This case concerns whether a notice of arbitration passed to a counterparty’s agent can be effective service on that counterparty if the agent is not authorised to receive the notice. The Court of Appeal held that in the circumstances of this case the agent had both implied actual and ostensible authority to receive the notice of arbitration.
A contract of affreightment (COA) was agreed between Dana as owner and Sino as charterer. The COA was negotiated on Sino’s behalf by BX. BX agreed with Sino that it would enter into contracts in Sino’s name and take the profit from those contracts, save that Sino would be entitled to $1 per metric tonne of cargo carried.
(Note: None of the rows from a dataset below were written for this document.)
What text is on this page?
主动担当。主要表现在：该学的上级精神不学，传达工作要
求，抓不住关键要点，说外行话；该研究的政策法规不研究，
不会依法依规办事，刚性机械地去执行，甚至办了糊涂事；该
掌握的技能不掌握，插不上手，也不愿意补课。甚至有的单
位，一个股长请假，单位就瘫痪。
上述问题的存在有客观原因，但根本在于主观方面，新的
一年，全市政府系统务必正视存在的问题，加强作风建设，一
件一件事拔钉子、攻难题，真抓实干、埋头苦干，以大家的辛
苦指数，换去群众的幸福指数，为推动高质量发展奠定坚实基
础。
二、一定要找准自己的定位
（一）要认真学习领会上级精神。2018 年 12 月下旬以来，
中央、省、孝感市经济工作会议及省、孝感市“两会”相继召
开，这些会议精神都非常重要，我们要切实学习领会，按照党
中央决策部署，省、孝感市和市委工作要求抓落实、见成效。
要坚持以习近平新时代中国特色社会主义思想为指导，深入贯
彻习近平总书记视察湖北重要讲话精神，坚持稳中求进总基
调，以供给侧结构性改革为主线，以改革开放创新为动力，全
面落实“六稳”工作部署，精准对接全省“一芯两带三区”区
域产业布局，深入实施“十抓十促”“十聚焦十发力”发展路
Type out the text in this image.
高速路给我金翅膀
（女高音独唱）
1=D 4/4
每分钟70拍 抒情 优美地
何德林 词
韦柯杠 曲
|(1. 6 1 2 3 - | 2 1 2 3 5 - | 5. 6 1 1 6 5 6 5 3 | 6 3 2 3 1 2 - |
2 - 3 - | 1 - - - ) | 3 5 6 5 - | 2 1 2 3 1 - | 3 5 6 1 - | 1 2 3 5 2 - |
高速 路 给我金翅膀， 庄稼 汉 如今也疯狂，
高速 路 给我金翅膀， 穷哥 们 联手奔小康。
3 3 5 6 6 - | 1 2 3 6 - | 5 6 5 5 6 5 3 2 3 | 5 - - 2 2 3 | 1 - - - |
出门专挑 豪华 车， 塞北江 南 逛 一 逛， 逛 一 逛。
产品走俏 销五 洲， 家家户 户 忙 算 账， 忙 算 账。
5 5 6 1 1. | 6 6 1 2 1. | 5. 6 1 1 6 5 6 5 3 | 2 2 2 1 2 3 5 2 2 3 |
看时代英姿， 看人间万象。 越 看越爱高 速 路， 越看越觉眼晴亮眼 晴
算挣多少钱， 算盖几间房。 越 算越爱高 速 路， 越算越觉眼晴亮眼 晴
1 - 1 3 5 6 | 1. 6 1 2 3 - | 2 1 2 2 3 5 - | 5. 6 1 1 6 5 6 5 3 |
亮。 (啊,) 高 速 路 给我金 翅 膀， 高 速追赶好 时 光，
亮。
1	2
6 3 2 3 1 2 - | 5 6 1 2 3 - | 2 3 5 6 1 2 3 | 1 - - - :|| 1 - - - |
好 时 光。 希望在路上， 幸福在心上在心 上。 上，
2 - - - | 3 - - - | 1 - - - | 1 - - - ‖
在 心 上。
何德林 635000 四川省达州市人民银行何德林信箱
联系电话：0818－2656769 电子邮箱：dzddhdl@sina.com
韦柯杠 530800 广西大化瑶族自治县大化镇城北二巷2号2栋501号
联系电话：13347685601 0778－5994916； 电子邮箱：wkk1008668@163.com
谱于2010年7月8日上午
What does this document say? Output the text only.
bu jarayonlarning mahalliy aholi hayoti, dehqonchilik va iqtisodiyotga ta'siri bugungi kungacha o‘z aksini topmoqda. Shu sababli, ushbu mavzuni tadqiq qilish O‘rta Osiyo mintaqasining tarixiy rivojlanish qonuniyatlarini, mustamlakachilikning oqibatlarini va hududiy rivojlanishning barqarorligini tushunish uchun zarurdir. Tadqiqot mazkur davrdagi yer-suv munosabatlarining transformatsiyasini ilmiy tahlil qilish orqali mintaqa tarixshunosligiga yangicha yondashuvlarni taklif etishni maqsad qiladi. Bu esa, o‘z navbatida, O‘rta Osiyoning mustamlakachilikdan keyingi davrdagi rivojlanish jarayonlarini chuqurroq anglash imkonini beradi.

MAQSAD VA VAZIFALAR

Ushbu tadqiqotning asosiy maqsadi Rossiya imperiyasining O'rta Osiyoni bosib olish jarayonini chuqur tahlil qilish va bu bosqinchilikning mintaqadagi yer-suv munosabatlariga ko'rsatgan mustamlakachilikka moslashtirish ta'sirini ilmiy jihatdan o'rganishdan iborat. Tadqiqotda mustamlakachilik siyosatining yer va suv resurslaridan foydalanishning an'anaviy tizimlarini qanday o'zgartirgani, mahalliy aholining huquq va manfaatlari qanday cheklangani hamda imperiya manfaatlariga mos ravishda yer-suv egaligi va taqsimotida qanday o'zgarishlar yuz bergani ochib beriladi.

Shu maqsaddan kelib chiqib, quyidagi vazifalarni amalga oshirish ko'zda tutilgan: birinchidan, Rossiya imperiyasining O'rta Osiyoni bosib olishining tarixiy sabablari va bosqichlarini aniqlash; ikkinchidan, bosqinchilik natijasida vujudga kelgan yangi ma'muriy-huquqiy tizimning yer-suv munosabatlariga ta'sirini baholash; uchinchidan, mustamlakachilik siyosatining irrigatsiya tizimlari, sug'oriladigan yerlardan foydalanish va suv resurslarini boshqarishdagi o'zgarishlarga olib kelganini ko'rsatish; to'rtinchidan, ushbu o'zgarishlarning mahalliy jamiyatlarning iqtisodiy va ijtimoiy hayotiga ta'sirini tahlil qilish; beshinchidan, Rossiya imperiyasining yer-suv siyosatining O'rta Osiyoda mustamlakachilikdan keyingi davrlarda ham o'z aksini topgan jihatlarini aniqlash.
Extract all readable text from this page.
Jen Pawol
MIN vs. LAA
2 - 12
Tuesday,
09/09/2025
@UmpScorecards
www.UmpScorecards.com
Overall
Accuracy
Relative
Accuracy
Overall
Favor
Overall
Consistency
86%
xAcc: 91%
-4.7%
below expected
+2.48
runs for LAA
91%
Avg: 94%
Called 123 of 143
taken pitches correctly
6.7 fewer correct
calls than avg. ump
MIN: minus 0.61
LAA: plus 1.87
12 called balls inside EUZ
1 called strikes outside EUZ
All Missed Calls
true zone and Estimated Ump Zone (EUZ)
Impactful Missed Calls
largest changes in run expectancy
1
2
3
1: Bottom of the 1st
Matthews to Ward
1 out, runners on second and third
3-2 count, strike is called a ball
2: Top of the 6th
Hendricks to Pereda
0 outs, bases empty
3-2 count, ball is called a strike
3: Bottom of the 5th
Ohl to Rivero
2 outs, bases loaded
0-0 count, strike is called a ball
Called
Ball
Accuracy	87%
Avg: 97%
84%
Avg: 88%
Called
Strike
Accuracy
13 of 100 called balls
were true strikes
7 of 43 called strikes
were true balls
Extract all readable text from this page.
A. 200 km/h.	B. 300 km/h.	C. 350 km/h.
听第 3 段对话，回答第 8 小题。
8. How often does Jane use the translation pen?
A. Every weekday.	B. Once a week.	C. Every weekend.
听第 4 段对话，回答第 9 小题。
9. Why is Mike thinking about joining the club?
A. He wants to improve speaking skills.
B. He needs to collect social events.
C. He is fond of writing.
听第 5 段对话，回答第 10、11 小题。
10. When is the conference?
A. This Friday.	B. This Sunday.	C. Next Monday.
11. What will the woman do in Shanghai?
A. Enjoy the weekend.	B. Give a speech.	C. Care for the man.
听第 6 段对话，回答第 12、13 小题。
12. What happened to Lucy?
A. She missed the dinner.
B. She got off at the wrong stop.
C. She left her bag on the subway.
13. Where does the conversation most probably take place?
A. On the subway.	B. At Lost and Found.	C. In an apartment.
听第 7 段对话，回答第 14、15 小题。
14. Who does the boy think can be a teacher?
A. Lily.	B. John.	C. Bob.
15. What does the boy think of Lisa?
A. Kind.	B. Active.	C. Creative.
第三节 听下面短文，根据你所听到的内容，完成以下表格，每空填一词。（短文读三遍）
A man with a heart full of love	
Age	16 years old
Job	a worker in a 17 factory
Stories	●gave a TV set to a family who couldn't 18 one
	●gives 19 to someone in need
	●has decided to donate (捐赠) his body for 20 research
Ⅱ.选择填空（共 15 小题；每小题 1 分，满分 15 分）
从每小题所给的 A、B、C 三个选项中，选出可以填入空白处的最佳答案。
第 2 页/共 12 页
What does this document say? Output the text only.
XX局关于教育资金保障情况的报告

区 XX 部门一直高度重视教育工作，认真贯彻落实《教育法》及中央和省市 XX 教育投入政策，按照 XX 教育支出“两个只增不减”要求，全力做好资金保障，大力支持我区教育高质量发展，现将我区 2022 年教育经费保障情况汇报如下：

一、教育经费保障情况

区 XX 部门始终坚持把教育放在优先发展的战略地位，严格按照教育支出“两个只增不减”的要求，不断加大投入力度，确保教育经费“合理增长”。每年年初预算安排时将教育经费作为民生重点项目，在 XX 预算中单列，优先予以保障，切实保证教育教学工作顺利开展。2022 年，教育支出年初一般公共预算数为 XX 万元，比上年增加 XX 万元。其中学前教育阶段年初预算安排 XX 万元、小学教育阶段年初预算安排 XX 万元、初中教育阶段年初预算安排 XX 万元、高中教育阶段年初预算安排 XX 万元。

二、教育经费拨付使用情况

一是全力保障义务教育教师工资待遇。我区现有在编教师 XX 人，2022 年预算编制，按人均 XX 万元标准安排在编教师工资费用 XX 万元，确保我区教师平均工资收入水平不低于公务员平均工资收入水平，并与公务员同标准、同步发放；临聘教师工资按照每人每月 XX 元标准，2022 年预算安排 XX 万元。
Dana only ever communicated with either employees of BX or through the agreed broking channel. The evidence was that Sino’s broker only ever communicated with employees of BX, never with Sino. The only involvement that Sino had was signing the COA arranged by and at the request of BX. Dana at all times believed that the employees of BX were representatives of Dana, being unaware that BX was a separate company (or even involved in the COA).
A dispute arose under the COA and Dana gave a notice of arbitration. The notice was passed to the BX employee with whom Dana had at all times communicated and who appeared to Dana to be the relevant person at Sino. The notice was also passed by Dana through the broking channel, and the evidence was that Sino’s broker also passed the notice to the same BX employee. Sino took no part in the ensuing arbitration and an award was issued in Sino’s absence.
When Dana sought to enforce the award, Sino brought a claim in the High Court to set the award aside on the basis that Sino had not been served with the notice of arbitration. At first instance, Sir Bernard Eder (sitting as a Deputy High Court Judge) upheld Sino’s claim and held that BX had no authority to receive the notice of arbitration on behalf of Sino.
Dana appealed to the Court of Appeal on 3 grounds:
Did BX have implied actual authority to receive the notice on behalf of Sino? Did BX have ostensible authority to receive the notice on behalf of Sino? If the answer to Issues i and ii is ‘no’, did Sino ratify BX’s receipt of the notice?
In a judgment handed down on 2 November 2017, Gross LJ (giving the judgment of the Court of Appeal, to which Flaux LJ contributed as the other presiding judge) upheld Dana’s appeal on issues I & II and confirmed the validity of the service of the notice of arbitration, thereby confirming that the arbitration award was binding on Sino.
The Court held that in this “most unusual case”, the “most unusual relationship” between Sino and BX was such that the correct inference was that BX did have implied actual authority to receive a notice of arbitration on behalf of Sino. Given the complete delegation to BX of Sino’s negotiation and performance of the COA, the Court of Appeal held that it was “unreal” to suppose that Sino required that an arbitration notice be served directly on Sino rather than on BX.
The Court also held that BX was, as a matter of ostensible authority, able to receive such notice because Sino was responsible for and had acquiesced in BX’s ability to hold itself out ‘as’ Sino. This was said to follow from both the conduct of BX but also of Sino, in taking no part in the COA with Dana and in that Sino’s broker dealt with BX in the apparent belief that BX was Sino. It is noteworthy that the Court of Appeal held that “ostensible authority calls for even more caution than implied actual authority in the context of the service of originating process”.
The Court of Appeal dismissed the appeal on Issue III, ruling that there was no unequivocal action by Sino that evidenced an abandonment of a jurisdictional objection to the award. Although silent ratification is in principle possible, the fact that s.72 permits a party to take no part in an arbitration until enforcement – as was the case here – was said to be an “unanswerable objection” to such a claim in this instance.
The Court of Appeal made clear that this is a “rare” case, and that arbitrating parties would be well advised to also serve any notice of arbitration by the methods in s.76(4) Arbitration Act 1996 – “as a matter of “belt and braces”, whatever else was done”. However, the Court recognised that there are some circumstances where authority to accept service of originating process can be implied, and even be a matter of ostensible authority.